Deuxième étape : annoncer un possible signalement à la DGCCRF ou à la CNIL
En complément, il est recommandé de mentionner la possibilité de signaler l’appel à la DGCCRF ou à la CNIL. Cette menace rappelle la gravité d’un éventuel non-respect de la réglementation.
De nombreux centres d’appels prennent alors rapidement conscience du risque : outre l’amende administrative, ils exposent leur société à la suspension de toute activité de prospection. Le poids du signalement officiel motive généralement l’arrêt des sollicitations.
Troisième étape : signifier un refus explicite de tout démarchage futur
Enfin, exprimer catégoriquement son refus explicite de recevoir d’autres appels clôt efficacement la discussion. Cette affirmation, conforme au droit à l’opposition reconnu par la loi informatique et libertés, oblige l’entreprise à cesser toute démarche vis-à-vis du consommateur.
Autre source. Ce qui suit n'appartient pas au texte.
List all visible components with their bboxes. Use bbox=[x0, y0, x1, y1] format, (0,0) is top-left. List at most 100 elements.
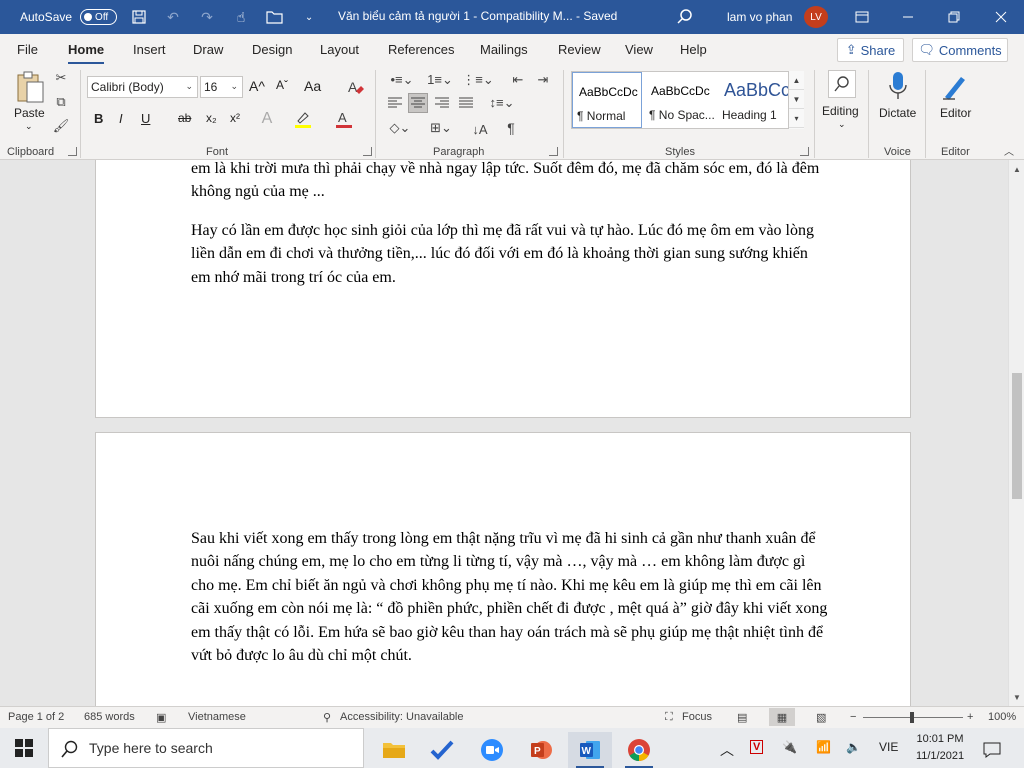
chevron-down-icon[interactable]: ▼ bbox=[789, 90, 804, 109]
cut-icon[interactable]: ✂ bbox=[53, 70, 69, 86]
sort-icon[interactable]: ↓A bbox=[469, 118, 491, 140]
zoom-app-icon[interactable] bbox=[470, 732, 514, 768]
clipboard-launcher-icon[interactable] bbox=[68, 147, 77, 156]
volume-icon[interactable]: 🔈 bbox=[846, 740, 861, 754]
underline-icon[interactable]: U bbox=[141, 111, 150, 126]
line-spacing-icon[interactable]: ↕≡⌄ bbox=[486, 93, 518, 113]
language-indicator[interactable]: Vietnamese bbox=[188, 711, 246, 723]
align-left-icon[interactable] bbox=[385, 93, 405, 113]
ribbon-display-options-icon[interactable] bbox=[839, 0, 885, 34]
align-center-icon[interactable] bbox=[408, 93, 428, 113]
strikethrough-icon[interactable]: ab bbox=[178, 111, 191, 125]
save-icon[interactable] bbox=[127, 5, 151, 29]
open-folder-icon[interactable] bbox=[263, 5, 287, 29]
web-layout-icon[interactable]: ▧ bbox=[816, 711, 826, 724]
shrink-font-icon[interactable]: Aˇ bbox=[276, 78, 288, 92]
paragraph-launcher-icon[interactable] bbox=[549, 147, 558, 156]
styles-launcher-icon[interactable] bbox=[800, 147, 809, 156]
todo-icon[interactable] bbox=[420, 732, 464, 768]
redo-icon[interactable]: ↷ bbox=[195, 5, 219, 29]
microphone-icon[interactable] bbox=[886, 70, 910, 102]
borders-icon[interactable]: ⊞⌄ bbox=[424, 118, 458, 138]
increase-indent-icon[interactable]: ⇥ bbox=[533, 70, 553, 90]
file-explorer-icon[interactable] bbox=[372, 732, 416, 768]
customize-toolbar-icon[interactable]: ⌄ bbox=[297, 5, 321, 29]
user-name[interactable]: lam vo phan bbox=[727, 10, 792, 24]
bullets-icon[interactable]: •≡⌄ bbox=[386, 70, 418, 90]
editor-pen-icon[interactable] bbox=[940, 70, 970, 102]
word-count[interactable]: 685 words bbox=[84, 711, 135, 723]
tab-insert[interactable]: Insert bbox=[133, 42, 166, 57]
subscript-icon[interactable]: x₂ bbox=[206, 111, 217, 125]
zoom-level[interactable]: 100% bbox=[988, 711, 1016, 723]
tab-layout[interactable]: Layout bbox=[320, 42, 359, 57]
page-count[interactable]: Page 1 of 2 bbox=[8, 711, 64, 723]
font-color-icon[interactable]: A bbox=[333, 108, 355, 130]
notifications-icon[interactable] bbox=[972, 732, 1012, 768]
grow-font-icon[interactable]: A^ bbox=[249, 78, 265, 94]
highlight-icon[interactable] bbox=[292, 108, 314, 130]
tab-references[interactable]: References bbox=[388, 42, 454, 57]
clear-formatting-icon[interactable]: A bbox=[345, 76, 367, 98]
vietnamese-input-icon[interactable]: V bbox=[750, 740, 764, 754]
focus-mode-button[interactable]: Focus bbox=[682, 711, 712, 723]
tab-file[interactable]: File bbox=[17, 42, 38, 57]
paste-dropdown-icon[interactable]: ⌄ bbox=[25, 121, 33, 132]
paragraph-3[interactable]: Sau khi viết xong em thấy trong lòng em … bbox=[191, 527, 831, 667]
format-painter-icon[interactable]: 🖌 bbox=[53, 118, 70, 134]
scroll-thumb[interactable] bbox=[1012, 373, 1022, 499]
tab-help[interactable]: Help bbox=[680, 42, 707, 57]
copy-icon[interactable]: ⧉ bbox=[53, 94, 69, 110]
minimize-icon[interactable] bbox=[885, 0, 931, 34]
wifi-icon[interactable]: 📶 bbox=[816, 740, 831, 754]
taskbar-clock[interactable]: 10:01 PM 11/1/2021 bbox=[912, 731, 968, 765]
more-styles-icon[interactable]: ▾ bbox=[789, 109, 804, 128]
font-name-combo[interactable]: Calibri (Body) ⌄ bbox=[87, 76, 198, 98]
page-1[interactable]: em là khi trời mưa thì phải chạy về nhà … bbox=[95, 160, 911, 418]
editing-label[interactable]: Editing bbox=[822, 104, 859, 118]
tab-design[interactable]: Design bbox=[252, 42, 292, 57]
styles-scroller[interactable]: ▲ ▼ ▾ bbox=[788, 71, 804, 129]
share-button[interactable]: ⇪ Share bbox=[837, 38, 904, 62]
paragraph-2[interactable]: Hay có lần em được học sinh giỏi của lớp… bbox=[191, 219, 831, 289]
text-effects-icon[interactable]: A bbox=[256, 108, 278, 130]
vertical-scrollbar[interactable]: ▲ ▼ bbox=[1008, 160, 1024, 706]
justify-icon[interactable] bbox=[456, 93, 476, 113]
powerpoint-icon[interactable]: P bbox=[519, 732, 563, 768]
touch-mode-icon[interactable]: ☝ bbox=[229, 5, 253, 29]
align-right-icon[interactable] bbox=[432, 93, 452, 113]
chevron-up-icon[interactable]: ▲ bbox=[789, 71, 804, 90]
bold-icon[interactable]: B bbox=[94, 111, 103, 126]
style-heading-1[interactable]: AaBbCc Heading 1 bbox=[718, 72, 790, 128]
search-icon[interactable] bbox=[674, 6, 696, 28]
font-size-combo[interactable]: 16 ⌄ bbox=[200, 76, 243, 98]
decrease-indent-icon[interactable]: ⇤ bbox=[508, 70, 528, 90]
undo-icon[interactable]: ↶ bbox=[161, 5, 185, 29]
multilevel-list-icon[interactable]: ⋮≡⌄ bbox=[462, 70, 494, 90]
editing-dropdown-icon[interactable]: ⌄ bbox=[838, 119, 846, 130]
page-2[interactable]: Sau khi viết xong em thấy trong lòng em … bbox=[95, 432, 911, 706]
accessibility-status[interactable]: Accessibility: Unavailable bbox=[340, 711, 464, 723]
input-language[interactable]: VIE bbox=[879, 740, 898, 754]
battery-icon[interactable]: 🔌 bbox=[782, 740, 797, 754]
avatar[interactable]: LV bbox=[804, 6, 828, 28]
superscript-icon[interactable]: x² bbox=[230, 111, 240, 125]
windows-start-icon[interactable] bbox=[0, 728, 48, 768]
autosave-toggle[interactable]: Off bbox=[80, 9, 118, 25]
find-icon[interactable] bbox=[828, 70, 856, 98]
paste-label[interactable]: Paste bbox=[14, 106, 45, 120]
paste-icon[interactable] bbox=[13, 70, 47, 104]
scroll-up-icon[interactable]: ▲ bbox=[1009, 162, 1024, 176]
proofing-icon[interactable]: ▣ bbox=[156, 711, 166, 724]
tab-draw[interactable]: Draw bbox=[193, 42, 223, 57]
change-case-icon[interactable]: Aa bbox=[304, 78, 321, 94]
zoom-out-icon[interactable]: − bbox=[850, 711, 856, 723]
print-layout-icon[interactable]: ▦ bbox=[769, 708, 795, 726]
collapse-ribbon-icon[interactable]: ︿ bbox=[1002, 144, 1016, 158]
show-marks-icon[interactable]: ¶ bbox=[501, 118, 521, 138]
dictate-label[interactable]: Dictate bbox=[879, 106, 916, 120]
tab-review[interactable]: Review bbox=[558, 42, 601, 57]
editor-label[interactable]: Editor bbox=[940, 106, 971, 120]
restore-icon[interactable] bbox=[931, 0, 977, 34]
font-launcher-icon[interactable] bbox=[363, 147, 372, 156]
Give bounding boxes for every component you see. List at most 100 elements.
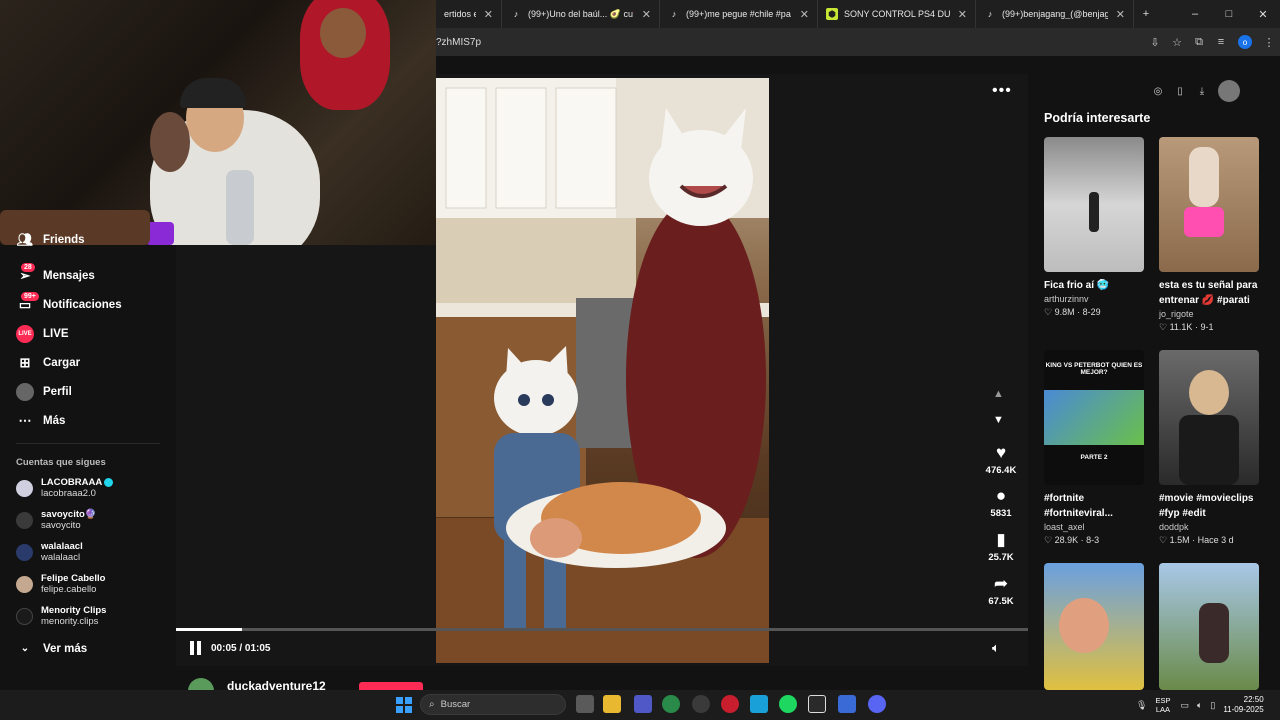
minimize-button[interactable]: – bbox=[1178, 8, 1212, 20]
comment-icon: ● bbox=[995, 486, 1007, 505]
spotify-icon[interactable] bbox=[779, 695, 797, 713]
browser-tab[interactable]: ♪ (99+)benjagang_(@benjagang ✕ bbox=[976, 0, 1134, 28]
tiktok-icon: ♪ bbox=[987, 9, 993, 19]
messages-badge: 28 bbox=[21, 263, 35, 272]
suggestions-title: Podría interesarte bbox=[1044, 111, 1151, 125]
following-title: Cuentas que sigues bbox=[16, 457, 106, 468]
app-icon[interactable] bbox=[692, 695, 710, 713]
battery-icon[interactable]: ▯ bbox=[1210, 700, 1215, 711]
chrome-icon[interactable] bbox=[662, 695, 680, 713]
maximize-button[interactable]: □ bbox=[1212, 8, 1246, 20]
following-account[interactable]: walalaacl walalaacl bbox=[0, 536, 176, 568]
like-button[interactable]: ♥ 476.4K bbox=[985, 443, 1017, 476]
video-thumbnail bbox=[1159, 350, 1259, 485]
app-icon[interactable] bbox=[838, 695, 856, 713]
share-button[interactable]: ➦ 67.5K bbox=[985, 574, 1017, 607]
close-window-button[interactable]: ✕ bbox=[1246, 8, 1280, 21]
author-name[interactable]: duckadventure12 bbox=[227, 679, 326, 690]
browser-tab[interactable]: ertidos en ✕ bbox=[436, 0, 502, 28]
profile-icon bbox=[16, 382, 34, 401]
close-tab-icon[interactable]: ✕ bbox=[484, 8, 493, 21]
windows-start-icon[interactable] bbox=[396, 697, 412, 713]
menu-kebab-icon[interactable]: ⋮ bbox=[1258, 36, 1280, 49]
download-icon[interactable]: ⤓ bbox=[1194, 86, 1210, 97]
network-icon[interactable]: ▭ bbox=[1180, 700, 1189, 711]
webcam-person-head bbox=[320, 8, 366, 58]
comment-button[interactable]: ● 5831 bbox=[985, 486, 1017, 519]
playback-time: 00:05 / 01:05 bbox=[211, 643, 271, 654]
suggested-video-card[interactable] bbox=[1159, 563, 1259, 690]
sidebar-item-more[interactable]: ⋯ Más bbox=[0, 406, 176, 435]
app-icon[interactable] bbox=[750, 695, 768, 713]
live-icon: LIVE bbox=[16, 324, 34, 343]
taskbar-search[interactable]: ⌕ Buscar bbox=[420, 694, 566, 715]
sidebar-item-notifications[interactable]: ▭ 99+ Notificaciones bbox=[0, 290, 176, 319]
profile-avatar[interactable]: o bbox=[1238, 35, 1252, 49]
more-icon: ⋯ bbox=[18, 412, 32, 428]
microphone-icon[interactable]: 🎙︎ bbox=[1136, 700, 1147, 711]
discord-icon[interactable] bbox=[868, 695, 886, 713]
webcam-person bbox=[150, 112, 190, 172]
device-icon[interactable]: ▯ bbox=[1172, 86, 1188, 97]
previous-video-icon[interactable]: ▲ bbox=[993, 388, 1004, 400]
store-icon: ⬢ bbox=[826, 8, 838, 20]
friends-icon: 👥︎ bbox=[16, 232, 34, 247]
teams-icon[interactable] bbox=[634, 695, 652, 713]
suggested-video-card[interactable]: KING VS PETERBOT QUIEN ES MEJOR? PARTE 2… bbox=[1044, 350, 1144, 546]
progress-bar[interactable] bbox=[176, 628, 1028, 631]
following-account[interactable]: Felipe Cabello felipe.cabello bbox=[0, 568, 176, 600]
sidebar-item-live[interactable]: LIVE LIVE bbox=[0, 319, 176, 348]
media-control-icon[interactable]: ≡ bbox=[1210, 36, 1232, 48]
video-thumbnail: KING VS PETERBOT QUIEN ES MEJOR? PARTE 2 bbox=[1044, 350, 1144, 485]
language-indicator[interactable]: ESP LAA bbox=[1155, 696, 1170, 714]
browser-tab[interactable]: ♪ (99+)Uno del baúl... 🥑 cu💗 # ✕ bbox=[502, 0, 660, 28]
epic-games-icon[interactable] bbox=[808, 695, 826, 713]
clock[interactable]: 22:50 11-09-2025 bbox=[1223, 695, 1263, 715]
tiktok-icon: ♪ bbox=[671, 9, 677, 19]
next-video-icon[interactable]: ▼ bbox=[993, 414, 1004, 426]
coin-icon[interactable]: ◎ bbox=[1150, 86, 1166, 97]
video-frame[interactable] bbox=[436, 78, 769, 663]
opera-icon[interactable] bbox=[721, 695, 739, 713]
close-tab-icon[interactable]: ✕ bbox=[642, 8, 651, 21]
extensions-icon[interactable]: ⧉ bbox=[1188, 36, 1210, 49]
heart-icon: ♥ bbox=[995, 443, 1007, 462]
avatar bbox=[16, 511, 33, 529]
sidebar-item-profile[interactable]: Perfil bbox=[0, 377, 176, 406]
following-account[interactable]: Menority Clips menority.clips bbox=[0, 600, 176, 632]
pause-button[interactable] bbox=[190, 641, 204, 657]
bookmark-button[interactable]: ▮ 25.7K bbox=[985, 530, 1017, 563]
author-avatar[interactable] bbox=[188, 678, 214, 690]
close-tab-icon[interactable]: ✕ bbox=[958, 8, 967, 21]
suggested-video-card[interactable]: #movie #movieclips #fyp #edit doddpk ♡ 1… bbox=[1159, 350, 1259, 546]
file-explorer-icon[interactable] bbox=[603, 695, 621, 713]
url-field[interactable]: ?zhMIS7p bbox=[436, 37, 1144, 48]
left-sidebar: 👥︎ Friends ➢ 28 Mensajes ▭ 99+ Notificac… bbox=[0, 232, 176, 690]
close-tab-icon[interactable]: ✕ bbox=[800, 8, 809, 21]
sidebar-item-upload[interactable]: ⊞ Cargar bbox=[0, 348, 176, 377]
webcam-cap bbox=[180, 78, 246, 108]
suggested-video-card[interactable]: esta es tu señal para entrenar 💋 #parati… bbox=[1159, 137, 1259, 333]
following-account[interactable]: LACOBRAAA lacobraaa2.0 bbox=[0, 472, 176, 504]
video-image bbox=[436, 78, 769, 663]
heart-outline-icon: ♡ bbox=[1159, 535, 1170, 545]
new-tab-button[interactable]: + bbox=[1134, 8, 1158, 20]
browser-tab[interactable]: ♪ (99+)me pegue #chile #pa ✕ bbox=[660, 0, 818, 28]
suggested-video-card[interactable]: Fica frio aí 🥶 arthurzinnv ♡ 9.8M · 8-29 bbox=[1044, 137, 1144, 318]
tiktok-icon: ♪ bbox=[513, 9, 519, 19]
install-app-icon[interactable]: ⇩ bbox=[1144, 36, 1166, 49]
sidebar-item-messages[interactable]: ➢ 28 Mensajes bbox=[0, 261, 176, 290]
follow-button[interactable] bbox=[359, 682, 423, 690]
bookmark-star-icon[interactable]: ☆ bbox=[1166, 36, 1188, 49]
browser-tab[interactable]: ⬢ SONY CONTROL PS4 DUALSHO ✕ bbox=[818, 0, 976, 28]
suggested-video-card[interactable] bbox=[1044, 563, 1144, 690]
volume-tray-icon[interactable]: 🔈︎ bbox=[1197, 700, 1202, 711]
user-avatar[interactable] bbox=[1218, 80, 1240, 102]
more-options-icon[interactable]: ••• bbox=[992, 82, 1012, 100]
see-more-button[interactable]: ⌄ Ver más bbox=[0, 634, 176, 663]
volume-icon[interactable]: 🔈︎ bbox=[992, 640, 1000, 656]
task-view-icon[interactable] bbox=[576, 695, 594, 713]
following-account[interactable]: savoycito🔮 savoycito bbox=[0, 504, 176, 536]
close-tab-icon[interactable]: ✕ bbox=[1116, 8, 1125, 21]
system-tray: 🎙︎ ESP LAA ▭ 🔈︎ ▯ 22:50 11-09-2025 bbox=[1136, 693, 1264, 717]
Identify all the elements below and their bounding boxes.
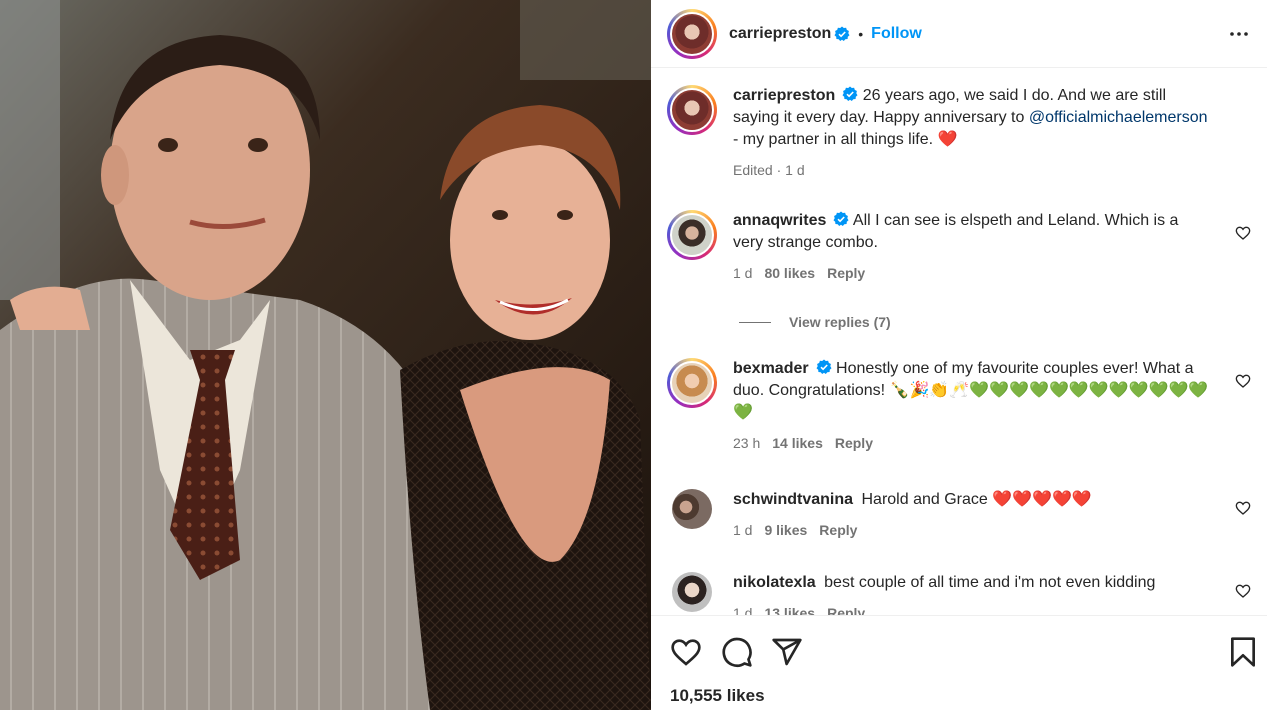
comment-item: schwindtvanina Harold and Grace ❤️❤️❤️❤️…	[667, 489, 1251, 541]
caption-username[interactable]: carriepreston	[733, 87, 835, 104]
post-panel: carriepreston • Follow carriepreston 26 …	[651, 0, 1267, 710]
comment-item: annaqwrites All I can see is elspeth and…	[667, 210, 1251, 284]
comment-time: 23 h	[733, 435, 761, 451]
view-replies-label: View replies (7)	[789, 314, 891, 330]
comment-time: 1 d	[733, 265, 753, 281]
red-heart-emoji: ❤️	[937, 131, 958, 148]
comment-likes[interactable]: 80 likes	[764, 262, 815, 284]
comment-time: 1 d	[733, 522, 753, 538]
caption: carriepreston 26 years ago, we said I do…	[667, 85, 1251, 181]
comment-text: Harold and Grace	[861, 491, 988, 508]
commenter-avatar[interactable]	[667, 210, 717, 260]
bookmark-icon[interactable]	[1227, 636, 1259, 668]
commenter-avatar[interactable]	[667, 358, 717, 408]
replies-divider	[739, 321, 771, 323]
commenter-username[interactable]: schwindtvanina	[733, 491, 853, 508]
commenter-avatar[interactable]	[672, 572, 712, 612]
more-icon[interactable]	[1227, 22, 1251, 46]
commenter-username[interactable]: nikolatexla	[733, 574, 816, 591]
comment-item: nikolatexla best couple of all time and …	[667, 572, 1251, 615]
caption-avatar[interactable]	[667, 85, 717, 135]
comment-item: bexmader Honestly one of my favourite co…	[667, 358, 1251, 454]
post-header: carriepreston • Follow	[651, 0, 1267, 68]
caption-text-after: - my partner in all things life.	[733, 131, 938, 148]
verified-icon	[816, 359, 832, 374]
likes-count[interactable]: 10,555 likes	[670, 686, 765, 706]
caption-edited: Edited · 1 d	[733, 162, 805, 178]
comments-list[interactable]: carriepreston 26 years ago, we said I do…	[651, 69, 1267, 615]
share-icon[interactable]	[771, 636, 803, 668]
comment-like-icon[interactable]	[1235, 373, 1251, 389]
separator-dot: •	[858, 25, 864, 42]
follow-button[interactable]: Follow	[871, 25, 922, 43]
verified-icon	[833, 211, 849, 226]
comment-text: best couple of all time and i'm not even…	[824, 574, 1156, 591]
heart-icon[interactable]	[670, 636, 702, 668]
caption-mention[interactable]: @officialmichaelemerson	[1029, 109, 1208, 126]
comment-like-icon[interactable]	[1235, 225, 1251, 241]
view-replies-button[interactable]: View replies (7)	[739, 314, 891, 330]
post-photo[interactable]	[0, 0, 651, 710]
emoji-row: ❤️❤️❤️❤️❤️	[992, 491, 1092, 508]
reply-button[interactable]: Reply	[827, 262, 865, 284]
commenter-avatar[interactable]	[672, 489, 712, 529]
action-bar: 10,555 likes	[651, 615, 1267, 710]
couple-photo	[0, 0, 651, 710]
commenter-username[interactable]: annaqwrites	[733, 212, 826, 229]
verified-icon	[842, 86, 858, 101]
commenter-username[interactable]: bexmader	[733, 360, 809, 377]
comment-like-icon[interactable]	[1235, 500, 1251, 516]
author-username[interactable]: carriepreston	[729, 25, 831, 43]
comment-time: 1 d	[733, 605, 753, 615]
reply-button[interactable]: Reply	[819, 519, 857, 541]
verified-icon	[834, 26, 850, 41]
comment-icon[interactable]	[721, 636, 753, 668]
reply-button[interactable]: Reply	[827, 602, 865, 615]
comment-like-icon[interactable]	[1235, 583, 1251, 599]
comment-likes[interactable]: 14 likes	[772, 432, 823, 454]
author-avatar[interactable]	[667, 8, 717, 59]
comment-likes[interactable]: 9 likes	[764, 519, 807, 541]
reply-button[interactable]: Reply	[835, 432, 873, 454]
comment-likes[interactable]: 13 likes	[764, 602, 815, 615]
L’enchaînement de ces trois étapes maximise les chances d’être définitivement retiré de la liste de sollicitation. Il devient alors rare que la société rappelle après avoir reçu cet avertissement structuré et fondé légalement.
Comment utiliser concrètement cette technique lors d’un appel ?
Au moment où le démarcheur commence son argumentaire, il suffit de formuler calmement la demande suivante : « Je vous demande de retirer mon numéro, je vais signaler cet appel à la DGCCRF (ou à la CNIL) si je suis rappelé, et je refuse tout démarchage futur. »
L’effet de surprise est souvent notable. La plupart des collaborateurs de plateformes connaissent les conséquences attachées à ces demandes et notent immédiatement l’information afin de respecter la procédure interne. Des témoignages confirment l’efficacité de cette astuce pour arrêter les appels.
- Demander le retrait du numéro de la base de données
- Évoquer un signalement auprès de la DGCCRF ou de la CNIL en cas de récidive
- Signifier un refus explicite de tout processus de prospection ultérieur
Que faire si les appels indésirables continuent malgré tout ?
Si, malgré la prononciation des mots magiques, les appels indésirables persistent, plusieurs recours restent accessibles. Il est possible de déposer une plainte auprès de la CNIL, en apportant la preuve des sollicitations répétées. Des échanges enregistrés ou récapitulés par écrit renforcent la recevabilité de la démarche.
Une autre solution consiste à renseigner le numéro du démarcheur sur des plateformes de signalisation officielles. Ces dernières recueillent un grand nombre d’alertes et facilitent l’identification des pratiques illégales ou non conformes à la législation en vigueur.